Q. Should I show the heapsort as an array or as a tree?
A. Either representation is fine.
Q. In class we put people’s names into a tree using alphabetical order… was this a heap? Because wikipedia says that for a heap both children have to be less than the parent, but for what we did in class the left child is less than the parent and the right child is greater than the parent
A. We did indeed create an ordered binary tree in class. This was not a heap, although it used the tree-stored-in-an-array trick. Per the problem set:
- NB: A heap is like a partially ordered binary tree: the parent is larger than both children (this is called the "heap property"), and the children need not be ordered with respect to one another. A heap can be stored in an array using the children-at-2n+1,2n+2 trick. When a new element is inserted into the next free position, you need to re-heapify by comparing it with its parent to maintain the heap property (and so on all the way up to the root). For more details, look up heapify or heapification in Wikipedia, Cormen, or another resource (search for heapsort)...
Q. Are we supposed to sort after we have heapified the elements of the array?
A. Once the elements are heapified, you should repeat:
- remove the first element
until you are done. Or, swap the first and last-unsorted elements and reheapify (which is effectively the same thing....)
Q. For the PDA, should we be using the ambiguous grammar, the unambiguous grammar, or just creating a PDA for the language without reference to any grammar?
A. Any PDA for the language is fine; no need to use a grammar to create one.
Q. For drawing PDAs in Assignment 3, may we used your shorthand notation (where each CFG results in a 3-state PDA), or do we have to draw out all the intermediate states?
A. You can use the (multi-push) shorthand.
Q. ...Prolog grammar, relationship to regular Prolog, extra arguments ...
A. You don't need to understand extra arguments to Prolog; they're there if you want to learn about them but not required in this course. You also don't need to understand about how Prolog grammar notation relates to Prolog at this point, as we haven't discussed Prolog (other than grammars) yet.

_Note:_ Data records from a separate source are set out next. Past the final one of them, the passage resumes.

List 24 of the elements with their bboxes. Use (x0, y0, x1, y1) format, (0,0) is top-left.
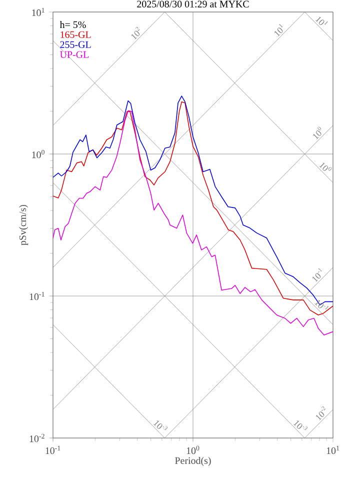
annotation: 10$^{0}$ (319, 162, 332, 171)
text: 165-GL (60, 31, 91, 38)
annotation: 10$^{-3}$ (153, 420, 168, 430)
y-axis-title: pSv(cm/s) (19, 204, 28, 246)
annotation: 10$^{1}$ (315, 16, 328, 26)
x-tick-label: 10$^{0}$ (186, 446, 200, 454)
annotation: 10$^{1}$ (274, 24, 283, 37)
x-tick-label: 10$^{-1}$ (46, 446, 60, 454)
y-tick-label: 10$^{-2}$ (30, 434, 44, 442)
annotation: 10$^{-2}$ (316, 406, 326, 421)
y-tick-label: 10$^{0}$ (32, 150, 44, 158)
annotation: 10$^{-1}$ (312, 268, 322, 282)
annotation: 10$^{-3}$ (293, 420, 308, 430)
y-tick-label: 10$^{-1}$ (30, 292, 44, 300)
chart-title: 2025/08/30 01:29 at MYKC (137, 0, 249, 8)
annotation: 10$^{2}$ (131, 27, 140, 40)
text: 255-GL (60, 41, 91, 48)
text: UP-GL (60, 51, 89, 58)
annotation: 10$^{0}$ (313, 126, 322, 140)
annotation: 10$^{-1}$ (314, 300, 329, 310)
annotation: h= 5% (60, 21, 86, 28)
x-tick-label: 10$^{1}$ (326, 446, 340, 454)
y-tick-label: 10$^{1}$ (32, 8, 44, 16)
x-axis-title: Period(s) (175, 456, 211, 466)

Q. ...various questions about the fidelity of the extensions to the Prolog grammar...
A. You don't need to handle everything, just a few representative cases. It is sufficient, e.g., to handle the examples shown, or choose a different adjective or prepositional phrase. For the extensions, these are for you to have fun with/explore.
Q. ...languages other than English...
A. You do not need to work on a grammar for a language other than English. However, it makes no sense to explore gender matching in English, so if you want to look at gender matching, you should switch to a language that carries gender markings.